Thursday 3 May 2018

Aran Islands: goats' cheese

The long walk back to the ferry at Kilronan was fortunately broken when I came across the farm which had produced the fresh goat’s cheese I’d enjoyed at breakfast, and I was delighted to find they had a beautifully set up visitor’s centre – complete with educational displays and large windows through which you could watch the cheese being made. It was fascinating to learn that the young family which started the farm came up with the idea when the husband got tired of spending 10 months of each year away from his wife and small children on fishing trawlers. After some research, they decided to build their goat farm, and from all accounts it’s a great success, with the goats thriving on the wonderful mix of herbs, grasses and other plants which grow naturally on the island. Keen to buy some cheese for my supper, I particularly wanted to try one they made with dillisk, a seaweed grown and collected on the island. They didn’t have any in stock, so the farmer whipped round the back and made some for me – can’t get fresher than that!

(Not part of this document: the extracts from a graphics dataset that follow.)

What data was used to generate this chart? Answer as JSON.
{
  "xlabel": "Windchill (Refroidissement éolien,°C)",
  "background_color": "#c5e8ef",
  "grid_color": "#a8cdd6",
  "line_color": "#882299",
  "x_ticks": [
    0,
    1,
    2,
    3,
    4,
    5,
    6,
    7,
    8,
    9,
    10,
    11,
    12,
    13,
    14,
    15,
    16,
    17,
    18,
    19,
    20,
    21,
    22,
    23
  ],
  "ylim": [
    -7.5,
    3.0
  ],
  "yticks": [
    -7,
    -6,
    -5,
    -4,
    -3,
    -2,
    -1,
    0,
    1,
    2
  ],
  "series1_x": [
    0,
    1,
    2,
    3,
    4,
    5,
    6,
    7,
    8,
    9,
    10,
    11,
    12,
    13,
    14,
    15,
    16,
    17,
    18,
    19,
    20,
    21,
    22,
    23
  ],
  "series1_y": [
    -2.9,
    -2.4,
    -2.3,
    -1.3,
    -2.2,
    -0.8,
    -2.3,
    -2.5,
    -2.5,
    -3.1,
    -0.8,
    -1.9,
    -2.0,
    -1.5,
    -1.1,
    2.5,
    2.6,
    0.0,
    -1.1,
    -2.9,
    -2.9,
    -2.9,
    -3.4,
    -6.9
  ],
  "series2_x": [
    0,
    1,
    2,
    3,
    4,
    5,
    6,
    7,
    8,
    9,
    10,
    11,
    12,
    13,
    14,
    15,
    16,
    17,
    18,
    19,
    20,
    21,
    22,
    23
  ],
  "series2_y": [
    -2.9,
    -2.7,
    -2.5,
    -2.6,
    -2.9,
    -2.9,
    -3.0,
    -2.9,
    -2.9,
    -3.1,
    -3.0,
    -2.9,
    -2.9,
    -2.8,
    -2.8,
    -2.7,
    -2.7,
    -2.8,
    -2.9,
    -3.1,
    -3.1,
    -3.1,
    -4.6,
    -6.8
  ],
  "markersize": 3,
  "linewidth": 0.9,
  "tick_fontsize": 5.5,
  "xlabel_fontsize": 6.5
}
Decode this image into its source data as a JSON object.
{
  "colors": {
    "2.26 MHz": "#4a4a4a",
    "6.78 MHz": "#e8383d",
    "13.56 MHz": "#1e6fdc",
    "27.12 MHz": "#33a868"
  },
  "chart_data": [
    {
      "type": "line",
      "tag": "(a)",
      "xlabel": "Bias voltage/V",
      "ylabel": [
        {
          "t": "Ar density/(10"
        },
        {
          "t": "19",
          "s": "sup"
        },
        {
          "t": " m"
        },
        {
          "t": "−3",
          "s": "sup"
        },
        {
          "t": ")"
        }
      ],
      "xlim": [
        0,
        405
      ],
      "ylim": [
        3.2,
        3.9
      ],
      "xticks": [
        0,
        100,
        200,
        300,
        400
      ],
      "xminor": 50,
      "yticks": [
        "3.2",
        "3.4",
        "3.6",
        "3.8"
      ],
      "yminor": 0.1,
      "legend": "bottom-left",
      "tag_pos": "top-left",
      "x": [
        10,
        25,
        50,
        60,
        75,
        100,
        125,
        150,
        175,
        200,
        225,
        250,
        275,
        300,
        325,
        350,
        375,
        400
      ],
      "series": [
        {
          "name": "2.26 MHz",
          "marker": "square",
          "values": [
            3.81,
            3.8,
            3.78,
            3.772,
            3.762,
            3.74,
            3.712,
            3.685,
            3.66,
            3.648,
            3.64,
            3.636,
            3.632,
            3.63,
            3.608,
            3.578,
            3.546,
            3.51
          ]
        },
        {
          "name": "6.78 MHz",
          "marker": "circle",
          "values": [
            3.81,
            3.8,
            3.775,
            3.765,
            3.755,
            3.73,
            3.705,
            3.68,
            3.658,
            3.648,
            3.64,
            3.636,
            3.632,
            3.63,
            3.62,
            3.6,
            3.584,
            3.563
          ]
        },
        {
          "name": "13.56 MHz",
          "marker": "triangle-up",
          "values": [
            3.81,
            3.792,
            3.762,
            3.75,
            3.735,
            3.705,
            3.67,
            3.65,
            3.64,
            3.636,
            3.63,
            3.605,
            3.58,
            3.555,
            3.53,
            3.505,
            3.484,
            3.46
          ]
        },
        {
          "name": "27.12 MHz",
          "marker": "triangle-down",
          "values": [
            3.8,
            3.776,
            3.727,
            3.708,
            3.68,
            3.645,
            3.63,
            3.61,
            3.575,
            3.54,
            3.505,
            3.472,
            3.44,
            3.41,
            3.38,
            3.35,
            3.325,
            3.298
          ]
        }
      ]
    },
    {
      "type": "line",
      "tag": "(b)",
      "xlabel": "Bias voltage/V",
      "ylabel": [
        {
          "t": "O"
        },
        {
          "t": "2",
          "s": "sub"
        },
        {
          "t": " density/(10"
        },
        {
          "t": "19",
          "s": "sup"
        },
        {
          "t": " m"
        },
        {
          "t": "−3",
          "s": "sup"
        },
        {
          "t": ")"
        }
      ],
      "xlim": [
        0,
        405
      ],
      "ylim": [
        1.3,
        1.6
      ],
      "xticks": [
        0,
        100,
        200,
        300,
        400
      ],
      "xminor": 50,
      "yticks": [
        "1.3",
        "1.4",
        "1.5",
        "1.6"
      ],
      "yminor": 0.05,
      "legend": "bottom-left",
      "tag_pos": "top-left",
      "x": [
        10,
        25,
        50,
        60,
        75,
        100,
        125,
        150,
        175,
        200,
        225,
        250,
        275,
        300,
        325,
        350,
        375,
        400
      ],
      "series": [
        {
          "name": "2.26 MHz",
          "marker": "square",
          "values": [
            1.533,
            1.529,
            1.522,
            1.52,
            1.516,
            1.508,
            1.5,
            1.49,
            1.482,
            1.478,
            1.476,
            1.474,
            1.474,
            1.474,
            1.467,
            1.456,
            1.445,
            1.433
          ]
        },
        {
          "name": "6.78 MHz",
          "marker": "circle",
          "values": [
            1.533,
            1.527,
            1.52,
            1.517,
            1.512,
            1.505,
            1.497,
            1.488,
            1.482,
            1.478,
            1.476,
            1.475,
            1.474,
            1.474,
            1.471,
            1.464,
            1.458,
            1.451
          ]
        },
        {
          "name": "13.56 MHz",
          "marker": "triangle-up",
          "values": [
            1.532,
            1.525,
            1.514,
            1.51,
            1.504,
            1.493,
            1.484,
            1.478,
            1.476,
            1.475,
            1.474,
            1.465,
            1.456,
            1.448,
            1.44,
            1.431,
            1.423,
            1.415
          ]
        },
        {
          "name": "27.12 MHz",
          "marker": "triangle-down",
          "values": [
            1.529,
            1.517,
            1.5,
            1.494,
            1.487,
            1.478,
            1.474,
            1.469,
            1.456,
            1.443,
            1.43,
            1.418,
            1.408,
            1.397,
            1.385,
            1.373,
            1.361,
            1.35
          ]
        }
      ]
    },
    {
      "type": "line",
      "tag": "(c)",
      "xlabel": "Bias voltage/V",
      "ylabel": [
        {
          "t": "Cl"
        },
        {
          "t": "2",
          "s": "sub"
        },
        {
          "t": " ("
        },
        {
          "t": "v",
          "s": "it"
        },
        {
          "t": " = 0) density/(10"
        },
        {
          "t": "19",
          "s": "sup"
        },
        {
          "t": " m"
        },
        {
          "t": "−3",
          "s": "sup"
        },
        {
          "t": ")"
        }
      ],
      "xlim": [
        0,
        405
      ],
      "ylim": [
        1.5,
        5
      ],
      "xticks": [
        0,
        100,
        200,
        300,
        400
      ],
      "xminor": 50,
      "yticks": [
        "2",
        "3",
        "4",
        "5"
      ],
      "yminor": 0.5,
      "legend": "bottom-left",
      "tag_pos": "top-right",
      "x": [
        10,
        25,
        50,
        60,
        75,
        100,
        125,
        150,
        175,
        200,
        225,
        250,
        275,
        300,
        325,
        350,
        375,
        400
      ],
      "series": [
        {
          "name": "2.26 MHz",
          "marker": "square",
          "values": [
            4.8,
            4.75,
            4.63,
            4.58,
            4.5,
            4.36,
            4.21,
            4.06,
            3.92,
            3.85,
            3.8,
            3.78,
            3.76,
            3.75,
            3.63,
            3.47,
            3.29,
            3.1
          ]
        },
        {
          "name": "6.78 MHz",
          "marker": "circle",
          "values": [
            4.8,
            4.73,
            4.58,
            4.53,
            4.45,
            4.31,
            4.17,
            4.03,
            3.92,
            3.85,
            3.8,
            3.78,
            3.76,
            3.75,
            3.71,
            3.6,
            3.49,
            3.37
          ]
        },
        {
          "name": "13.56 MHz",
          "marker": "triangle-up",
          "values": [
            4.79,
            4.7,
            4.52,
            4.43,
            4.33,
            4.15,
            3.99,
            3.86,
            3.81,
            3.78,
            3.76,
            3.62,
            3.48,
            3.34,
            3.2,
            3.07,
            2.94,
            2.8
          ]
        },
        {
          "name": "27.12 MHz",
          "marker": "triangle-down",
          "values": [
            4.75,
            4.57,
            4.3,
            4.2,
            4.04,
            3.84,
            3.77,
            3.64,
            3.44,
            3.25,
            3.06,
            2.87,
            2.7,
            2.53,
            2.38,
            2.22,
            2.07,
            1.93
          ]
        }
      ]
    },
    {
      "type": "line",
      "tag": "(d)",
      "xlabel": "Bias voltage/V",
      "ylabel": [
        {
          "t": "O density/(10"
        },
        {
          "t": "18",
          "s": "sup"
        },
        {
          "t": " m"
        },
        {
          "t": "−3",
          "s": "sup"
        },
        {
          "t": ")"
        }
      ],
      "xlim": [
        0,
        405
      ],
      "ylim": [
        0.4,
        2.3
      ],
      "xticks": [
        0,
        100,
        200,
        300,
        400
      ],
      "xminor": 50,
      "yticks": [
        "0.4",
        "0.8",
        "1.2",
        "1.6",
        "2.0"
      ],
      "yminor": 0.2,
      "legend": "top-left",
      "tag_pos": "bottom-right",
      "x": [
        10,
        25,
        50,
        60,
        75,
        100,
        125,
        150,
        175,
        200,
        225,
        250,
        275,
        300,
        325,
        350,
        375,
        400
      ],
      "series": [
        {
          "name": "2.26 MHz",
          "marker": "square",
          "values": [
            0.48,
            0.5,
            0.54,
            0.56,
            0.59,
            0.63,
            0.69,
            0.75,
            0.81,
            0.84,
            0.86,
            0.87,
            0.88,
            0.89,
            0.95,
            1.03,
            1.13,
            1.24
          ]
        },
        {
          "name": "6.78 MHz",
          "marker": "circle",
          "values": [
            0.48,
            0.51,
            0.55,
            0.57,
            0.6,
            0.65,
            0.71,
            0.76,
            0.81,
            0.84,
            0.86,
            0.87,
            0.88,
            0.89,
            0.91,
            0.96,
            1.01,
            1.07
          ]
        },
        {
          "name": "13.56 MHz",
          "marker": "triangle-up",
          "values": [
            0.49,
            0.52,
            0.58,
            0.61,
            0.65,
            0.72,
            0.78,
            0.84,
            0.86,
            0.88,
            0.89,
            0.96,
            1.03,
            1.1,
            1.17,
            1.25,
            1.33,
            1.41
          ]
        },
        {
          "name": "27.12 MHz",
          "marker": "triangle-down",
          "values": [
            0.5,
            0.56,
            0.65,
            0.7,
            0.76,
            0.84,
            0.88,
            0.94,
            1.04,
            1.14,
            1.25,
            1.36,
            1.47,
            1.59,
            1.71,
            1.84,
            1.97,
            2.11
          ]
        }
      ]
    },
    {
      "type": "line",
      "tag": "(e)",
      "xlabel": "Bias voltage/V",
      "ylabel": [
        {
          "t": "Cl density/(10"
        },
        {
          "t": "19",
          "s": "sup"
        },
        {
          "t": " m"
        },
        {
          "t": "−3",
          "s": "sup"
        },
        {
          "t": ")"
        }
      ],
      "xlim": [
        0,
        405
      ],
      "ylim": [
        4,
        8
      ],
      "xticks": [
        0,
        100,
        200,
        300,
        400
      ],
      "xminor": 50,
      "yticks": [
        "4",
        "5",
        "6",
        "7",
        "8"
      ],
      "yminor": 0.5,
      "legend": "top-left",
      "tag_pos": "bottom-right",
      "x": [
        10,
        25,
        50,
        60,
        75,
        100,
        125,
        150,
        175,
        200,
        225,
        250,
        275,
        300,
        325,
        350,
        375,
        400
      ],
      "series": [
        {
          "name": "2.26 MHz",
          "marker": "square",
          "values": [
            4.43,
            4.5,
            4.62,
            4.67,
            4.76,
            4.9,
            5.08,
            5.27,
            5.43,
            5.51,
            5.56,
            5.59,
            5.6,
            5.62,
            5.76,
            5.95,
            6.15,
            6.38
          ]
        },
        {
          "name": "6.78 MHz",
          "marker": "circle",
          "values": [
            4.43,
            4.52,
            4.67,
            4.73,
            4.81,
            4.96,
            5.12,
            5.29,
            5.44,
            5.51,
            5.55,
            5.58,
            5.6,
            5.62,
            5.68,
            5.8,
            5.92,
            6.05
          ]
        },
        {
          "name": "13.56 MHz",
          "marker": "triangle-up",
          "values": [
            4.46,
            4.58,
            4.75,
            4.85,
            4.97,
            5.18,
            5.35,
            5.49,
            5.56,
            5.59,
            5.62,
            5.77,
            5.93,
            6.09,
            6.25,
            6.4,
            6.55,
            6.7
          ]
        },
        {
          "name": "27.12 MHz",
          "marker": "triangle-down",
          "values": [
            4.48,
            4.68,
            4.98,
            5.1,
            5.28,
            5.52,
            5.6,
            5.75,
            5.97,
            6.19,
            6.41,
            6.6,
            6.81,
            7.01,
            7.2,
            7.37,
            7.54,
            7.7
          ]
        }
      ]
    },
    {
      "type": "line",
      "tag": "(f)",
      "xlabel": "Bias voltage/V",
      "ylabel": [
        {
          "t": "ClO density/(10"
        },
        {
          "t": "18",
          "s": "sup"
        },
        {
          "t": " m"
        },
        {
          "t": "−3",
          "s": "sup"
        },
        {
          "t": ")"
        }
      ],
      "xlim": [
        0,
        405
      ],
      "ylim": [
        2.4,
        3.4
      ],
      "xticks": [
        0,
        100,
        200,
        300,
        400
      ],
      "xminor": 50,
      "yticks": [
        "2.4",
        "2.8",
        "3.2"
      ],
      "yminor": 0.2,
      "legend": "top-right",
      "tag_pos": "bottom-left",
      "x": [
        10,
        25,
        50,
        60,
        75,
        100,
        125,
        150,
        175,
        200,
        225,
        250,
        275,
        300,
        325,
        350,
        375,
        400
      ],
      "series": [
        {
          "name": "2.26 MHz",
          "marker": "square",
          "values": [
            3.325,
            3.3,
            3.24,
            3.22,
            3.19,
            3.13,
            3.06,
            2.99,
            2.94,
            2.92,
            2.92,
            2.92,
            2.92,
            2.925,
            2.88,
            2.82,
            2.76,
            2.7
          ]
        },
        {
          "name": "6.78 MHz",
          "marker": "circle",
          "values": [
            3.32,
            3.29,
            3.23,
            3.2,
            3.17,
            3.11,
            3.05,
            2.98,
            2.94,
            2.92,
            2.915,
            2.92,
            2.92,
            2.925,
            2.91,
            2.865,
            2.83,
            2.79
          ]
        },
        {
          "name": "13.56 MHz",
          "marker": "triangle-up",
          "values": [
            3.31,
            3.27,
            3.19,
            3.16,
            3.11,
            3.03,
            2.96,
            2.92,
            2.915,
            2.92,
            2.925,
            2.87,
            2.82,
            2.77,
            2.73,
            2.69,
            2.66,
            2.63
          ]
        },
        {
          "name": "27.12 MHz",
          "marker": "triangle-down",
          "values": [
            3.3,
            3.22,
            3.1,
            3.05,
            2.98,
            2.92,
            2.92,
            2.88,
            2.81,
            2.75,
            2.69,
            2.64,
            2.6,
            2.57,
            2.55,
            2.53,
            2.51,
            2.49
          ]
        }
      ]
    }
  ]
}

Fresh dillisk goats' cheese.
A couple of hours later, back on the mainland and heading for Donegal, I stopped in the midst of the breathtaking Connemarra mountains and ate my dillisk goats cheese on fresh, crispy bread. Sitting there, in the clear wild air, I felt a wordless grace forming – images of thanksgiving for the land, and the goats, the grain, the sea, the dillisk, and the hands which together brought these things together to nourish me on my journey.